John Gardner on Form

 

A short story is a single movement with a single climax which “by the rule of elegance and efficiency” should contain the fewest scenes possible—perhaps three. The short story moves to an “epiphany,” as Joyce said—in other words to a climactic moment of recognition or understanding on the part of the central character or, at least, the reader—achieving its effect by fully justifying, through authenticating background, its climactic event or moment.

The novella can be defined as a work shorter than a novel (most novellas run between 30,000 and 50,000 words) and both longer and more episodic than a short story. The novella usually has a series of climaxes, each more intense than the last, though it may be built—and perhaps in fact ought to be built—of one continuous action. The novella is a single stream of action focused on one character and moving through a series of increasingly intense climaxes. It goes through a series of small epiphanies or secondary climaxes to a much more firm conclusion (than the short story) wherein the world is, at least for the central character, radically changed. This is a focus that lends itself to neat cutoffs, framing. Nothing can be more perfect or more complete than a good novella. The chief beauty of a novella is its almost oriental purity, its elegant tracing of an emotional line. A good novella has an effect analogous to that of a tone poem in music.

The novel has an effect more like that of a Beethoven symphony. It imitates the world in all it’s complexity; we not only look closely at various characters, we hear rumors of distant wars and marriages, we glimpse characters whom, like people on the subway, we will never see again. Too much neatness in a novel kills the novel’s fundamental effect. A novel is like a symphony in that its closing movement echoes and resounds with all that has gone before. This is rare in the novella; the effect requires too much time, too much mass. Toward the end of the novel, the writer brings back—directly or in the form of his characters’ recollection—images, characters, events and intellectual motifs encountered earlier. Unexpected connections begin to surface; hidden causes become plain; life becomes, however briefly and unstably, organized; the universe reveals itself, if only for a moment, as inexorably moral; the outcome of the various characters’ actions is at last manifest; and we see the responsibility of free will. It is such closing orchestration that the novel exists for.

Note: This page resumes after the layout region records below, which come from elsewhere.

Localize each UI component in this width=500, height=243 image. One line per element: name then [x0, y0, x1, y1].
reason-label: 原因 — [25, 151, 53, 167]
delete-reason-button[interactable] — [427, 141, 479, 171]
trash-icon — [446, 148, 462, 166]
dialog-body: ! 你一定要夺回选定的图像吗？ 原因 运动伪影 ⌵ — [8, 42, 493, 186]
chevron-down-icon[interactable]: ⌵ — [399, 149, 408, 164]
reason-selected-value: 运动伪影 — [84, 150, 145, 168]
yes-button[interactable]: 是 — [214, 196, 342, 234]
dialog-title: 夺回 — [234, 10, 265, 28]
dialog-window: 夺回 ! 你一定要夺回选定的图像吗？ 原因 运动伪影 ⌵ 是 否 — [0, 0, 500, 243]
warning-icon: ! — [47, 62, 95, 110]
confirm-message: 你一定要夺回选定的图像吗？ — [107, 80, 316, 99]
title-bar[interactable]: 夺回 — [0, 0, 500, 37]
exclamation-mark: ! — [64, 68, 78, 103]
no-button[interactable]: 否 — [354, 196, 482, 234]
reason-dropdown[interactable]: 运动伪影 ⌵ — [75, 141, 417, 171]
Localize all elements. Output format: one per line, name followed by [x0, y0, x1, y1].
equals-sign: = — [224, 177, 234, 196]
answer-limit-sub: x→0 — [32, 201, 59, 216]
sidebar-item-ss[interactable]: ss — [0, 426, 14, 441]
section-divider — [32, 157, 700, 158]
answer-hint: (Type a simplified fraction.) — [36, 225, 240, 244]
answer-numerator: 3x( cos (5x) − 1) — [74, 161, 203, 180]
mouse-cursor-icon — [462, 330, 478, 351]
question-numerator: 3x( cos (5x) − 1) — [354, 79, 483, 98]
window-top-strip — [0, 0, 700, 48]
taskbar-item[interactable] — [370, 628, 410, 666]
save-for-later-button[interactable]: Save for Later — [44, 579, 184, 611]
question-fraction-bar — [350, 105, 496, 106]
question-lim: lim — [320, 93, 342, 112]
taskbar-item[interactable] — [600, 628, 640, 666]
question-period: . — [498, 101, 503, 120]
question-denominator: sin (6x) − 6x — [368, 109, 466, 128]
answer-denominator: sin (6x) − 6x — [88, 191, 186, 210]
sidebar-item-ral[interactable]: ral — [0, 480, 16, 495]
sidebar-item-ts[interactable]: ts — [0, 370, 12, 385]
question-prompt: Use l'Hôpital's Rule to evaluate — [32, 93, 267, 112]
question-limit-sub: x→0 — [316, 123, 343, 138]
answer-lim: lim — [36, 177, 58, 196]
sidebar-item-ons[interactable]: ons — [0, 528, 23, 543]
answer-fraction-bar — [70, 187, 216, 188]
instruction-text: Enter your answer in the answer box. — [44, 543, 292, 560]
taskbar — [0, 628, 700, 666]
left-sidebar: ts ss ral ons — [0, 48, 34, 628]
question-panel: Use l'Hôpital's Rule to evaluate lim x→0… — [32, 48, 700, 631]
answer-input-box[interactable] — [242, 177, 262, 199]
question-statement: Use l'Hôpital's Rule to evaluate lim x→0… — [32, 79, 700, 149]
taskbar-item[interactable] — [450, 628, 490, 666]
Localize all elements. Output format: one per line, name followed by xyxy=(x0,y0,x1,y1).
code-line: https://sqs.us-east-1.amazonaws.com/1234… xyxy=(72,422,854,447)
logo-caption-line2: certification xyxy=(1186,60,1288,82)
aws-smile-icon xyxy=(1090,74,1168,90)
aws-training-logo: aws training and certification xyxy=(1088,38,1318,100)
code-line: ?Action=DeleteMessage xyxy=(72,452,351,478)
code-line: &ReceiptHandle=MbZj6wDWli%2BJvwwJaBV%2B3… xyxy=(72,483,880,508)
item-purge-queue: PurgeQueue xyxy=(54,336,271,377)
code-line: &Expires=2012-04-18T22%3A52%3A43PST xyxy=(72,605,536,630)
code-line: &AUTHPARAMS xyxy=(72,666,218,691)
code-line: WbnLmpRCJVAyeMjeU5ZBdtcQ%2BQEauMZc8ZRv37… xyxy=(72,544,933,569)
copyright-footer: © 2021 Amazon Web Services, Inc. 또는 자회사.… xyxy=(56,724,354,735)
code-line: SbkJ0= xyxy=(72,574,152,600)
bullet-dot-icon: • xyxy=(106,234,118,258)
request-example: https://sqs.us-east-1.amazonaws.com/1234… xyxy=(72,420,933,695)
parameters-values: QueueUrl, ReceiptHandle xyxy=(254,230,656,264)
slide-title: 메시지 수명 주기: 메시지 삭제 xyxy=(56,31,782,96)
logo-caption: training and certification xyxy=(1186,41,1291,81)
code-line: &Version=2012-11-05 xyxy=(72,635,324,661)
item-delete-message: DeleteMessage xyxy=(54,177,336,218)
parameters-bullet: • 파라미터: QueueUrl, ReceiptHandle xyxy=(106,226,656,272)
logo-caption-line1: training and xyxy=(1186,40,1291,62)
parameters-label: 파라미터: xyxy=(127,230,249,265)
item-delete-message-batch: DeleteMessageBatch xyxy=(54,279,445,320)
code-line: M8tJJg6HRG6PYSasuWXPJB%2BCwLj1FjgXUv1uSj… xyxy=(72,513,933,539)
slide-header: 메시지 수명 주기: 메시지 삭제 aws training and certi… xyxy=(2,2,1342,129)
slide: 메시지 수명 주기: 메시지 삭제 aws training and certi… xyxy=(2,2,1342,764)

If such a close does not come, for whatever theoretically good reason, we shut the book with feelings of dissatisfaction, as if cheated. This is of course tantamount to saying that the novel, as a genre, has a built-in metaphysic. And it does. The writer who does not accept the metaphysic can never write a novel. The reader believes in an orderly universe that imposes moral responsibility, the novel must reflect and reinforce this belief. The novel is elegant and efficient; that is, it does not use more scenes, characters, physical details, and technical devices than it needs to do its job.